As questions get more complex, simple similarity search reaches its limits. The system struggles to collect and contextualize facts from different passages.

Black Box Model Workings

In standard vector search pipelines, it is opaque how initial retrieved passages are selected. The rankings depend on the inner workings of the semantic similarity model.

This lack of transparency makes results difficult to explain, verify, and improve. It also limits deployability for business-critical applications.

For increased oversight, the ranking algorithms should provide some interpretability into why certain passages are deemed relevant.

Modeling Diverse Relationships

A core limitation of standard vector search is its singular focus on semantic similarity.

However, real-world reasoning requires modeling diverse relationships between content.

Knowledge Graph Prompting: A New Approach for Multi-Document Question Answering

Knowledge graph overcomes this by explicitly encoding various connections into an interconnected graph structure. Specifically:

Topical relationships – Passages are linked if they share rare or key keywords. This captures similarity in the topics discussed.
Semantic relationships – Passage embeddings are compared to connect those with semantic proximity, even if they do not share terms.

This goes beyond surface-level topic matching.

Structural relationships – Passages are connected to the specific sections, pages, or documents they appear in.

This encodes the contextual hierarchy.

Temporal relationships – Passages discussing time-ordered events are linked chronologically.

This represents the flow of events.

Entity relationships – Coreference links are added between passages referencing the same real-world entities.

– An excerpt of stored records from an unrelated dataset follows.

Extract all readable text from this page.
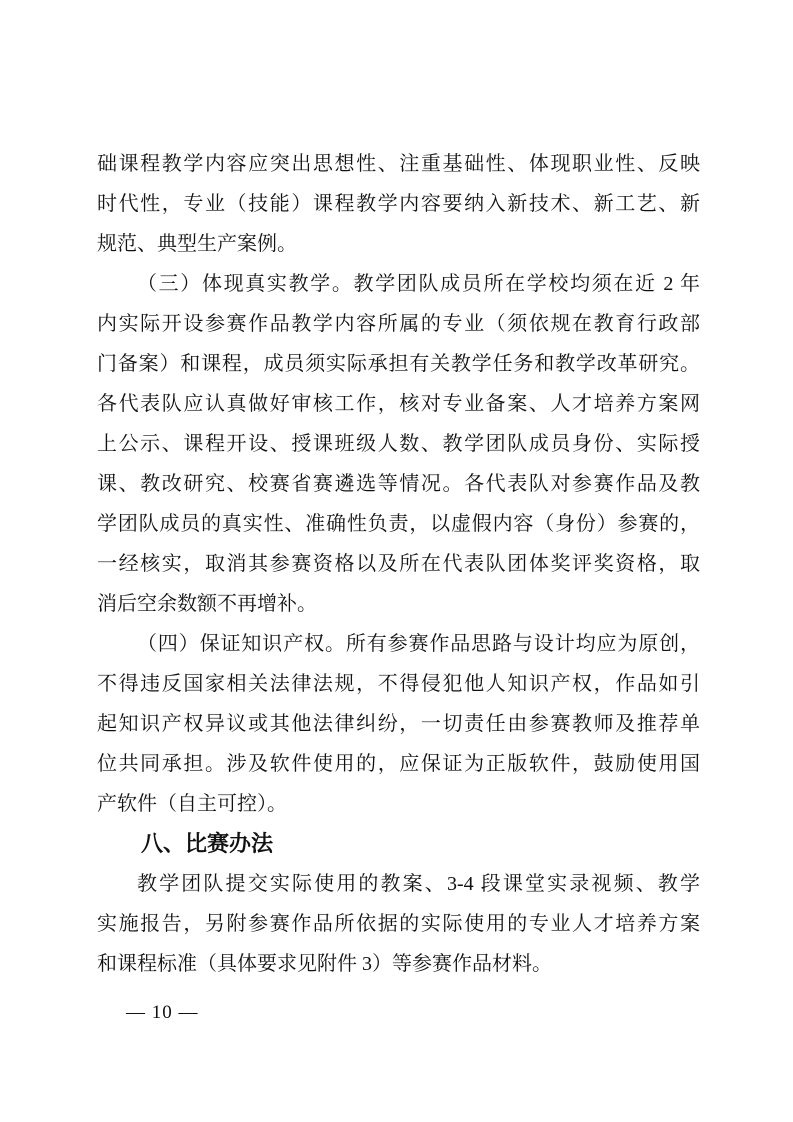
础课程教学内容应突出思想性、注重基础性、体现职业性、反映
时代性，专业（技能）课程教学内容要纳入新技术、新工艺、新
规范、典型生产案例。
（三）体现真实教学。教学团队成员所在学校均须在近 2 年
内实际开设参赛作品教学内容所属的专业（须依规在教育行政部
门备案）和课程，成员须实际承担有关教学任务和教学改革研究。
各代表队应认真做好审核工作，核对专业备案、人才培养方案网
上公示、课程开设、授课班级人数、教学团队成员身份、实际授
课、教改研究、校赛省赛遴选等情况。各代表队对参赛作品及教
学团队成员的真实性、准确性负责，以虚假内容（身份）参赛的，
一经核实，取消其参赛资格以及所在代表队团体奖评奖资格，取
消后空余数额不再增补。
（四）保证知识产权。所有参赛作品思路与设计均应为原创，
不得违反国家相关法律法规，不得侵犯他人知识产权，作品如引
起知识产权异议或其他法律纠纷，一切责任由参赛教师及推荐单
位共同承担。涉及软件使用的，应保证为正版软件，鼓励使用国
产软件（自主可控）。
八、比赛办法
教学团队提交实际使用的教案、3-4 段课堂实录视频、教学
实施报告，另附参赛作品所依据的实际使用的专业人才培养方案
和课程标准（具体要求见附件 3）等参赛作品材料。
— 10 —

This allows entity-centric reasoning.

By incorporating these diverse signals beyond just semantic similarity, KGP provides a richer substrate for reasoning about interconnected information.

Structural Relationships

In contrast, standard vector search lacks any notion of these structural relationships. Passages are treated atomically without any surrounding context.

Knowledge graph's modeling of structure relationships merits further discussion. By linking passages to the specific documents or sections they appear in, the contextual hierarchy of the information is encoded.

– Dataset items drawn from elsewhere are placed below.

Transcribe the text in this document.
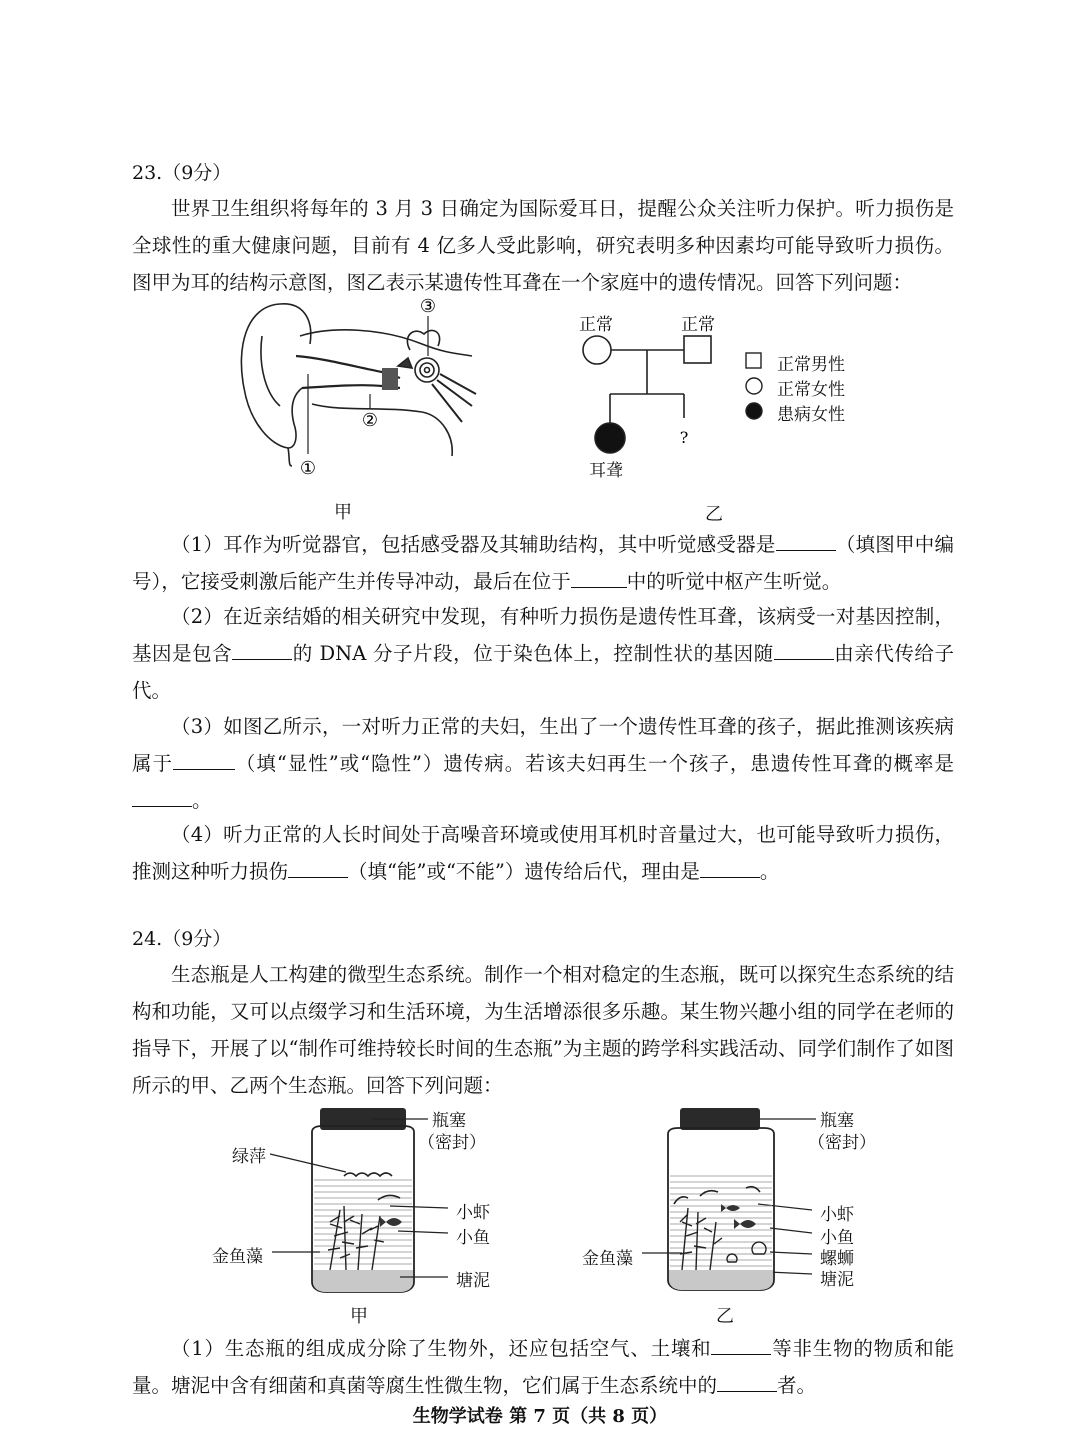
23.（9分）
世界卫生组织将每年的 3 月 3 日确定为国际爱耳日，提醒公众关注听力保护。听力损伤是全球性的重大健康问题，目前有 4 亿多人受此影响，研究表明多种因素均可能导致听力损伤。图甲为耳的结构示意图，图乙表示某遗传性耳聋在一个家庭中的遗传情况。回答下列问题：
①
②
③
甲
正常	正常
?
耳聋
正常男性
正常女性
患病女性
乙
（1）耳作为听觉器官，包括感受器及其辅助结构，其中听觉感受器是	（填图甲中编号），它接受刺激后能产生并传导冲动，最后在位于	中的听觉中枢产生听觉。
（2）在近亲结婚的相关研究中发现，有种听力损伤是遗传性耳聋，该病受一对基因控制，基因是包含	的 DNA 分子片段，位于染色体上，控制性状的基因随	由亲代传给子代。
（3）如图乙所示，一对听力正常的夫妇，生出了一个遗传性耳聋的孩子，据此推测该疾病属于	（填“显性”或“隐性”）遗传病。若该夫妇再生一个孩子，患遗传性耳聋的概率是。
（4）听力正常的人长时间处于高噪音环境或使用耳机时音量过大，也可能导致听力损伤，推测这种听力损伤	（填“能”或“不能”）遗传给后代，理由是	。
24.（9分）
生态瓶是人工构建的微型生态系统。制作一个相对稳定的生态瓶，既可以探究生态系统的结构和功能，又可以点缀学习和生活环境，为生活增添很多乐趣。某生物兴趣小组的同学在老师的指导下，开展了以“制作可维持较长时间的生态瓶”为主题的跨学科实践活动、同学们制作了如图所示的甲、乙两个生态瓶。回答下列问题：
瓶塞
（密封）
绿萍
小虾
小鱼
金鱼藻
塘泥
甲
瓶塞
（密封）
小虾
小鱼
螺蛳
金鱼藻
塘泥
乙
（1）生态瓶的组成成分除了生物外，还应包括空气、土壤和	等非生物的物质和能量。塘泥中含有细菌和真菌等腐生性微生物，它们属于生态系统中的	者。
生物学试卷 第 7 页（共 8 页）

This enables explicitly reasoning about the section a certain fact is contained in, the document it originates from, and the site it was published on.

Encoding the hierarchical document structure provides useful inductive biases for determining importance, validity, and relevance when reasoning across passages.

Temporal Relationships

This inductive bias is wholly absent in isolated vector search. Vector similarity scores do not factor temporal dynamics in any way. Retrieved passages are disconnected snapshots lacking narrative flow.

The explicit modeling of temporal relationships in KGP also provides significant advantages. Ordering passages chronologically based on the events they describe enables reasoning about unfolding narratives and timelines.

Knowledge graph overcomes this limitation by chaining events based on their relative timing. This unlocks richer reasoning capabilities.

Entity Relationships

With standard vector search, these entity links are not directly modeled. Valuable knowledge around entities is lost in the passage embeddings.

Knowledge graph's ability to connect entity references is a powerful asset. Linking passages that discuss the same real-world entities, concepts, or people allows focused reasoning around those shared elements.

KGP preserves this signal, enabling entity-centric exploration of the knowledge graph. This provides structural advantages when aggregating facts about specific entities across documents.

Conclusion

Vector search enables efficient approximate matching based on semantic similarity. However, it has clear limitations when used in isolation for the retrieval step in RAG systems.

Employing hybrid approaches that combine vector search with graph-based knowledge representation, multi-step reasoning modules, and transparent ranking algorithms can help overcome these weaknesses.

As always, there is no single solution – leveraging a diverse toolkit of techniques is key to robust retrieval for real-world question answering.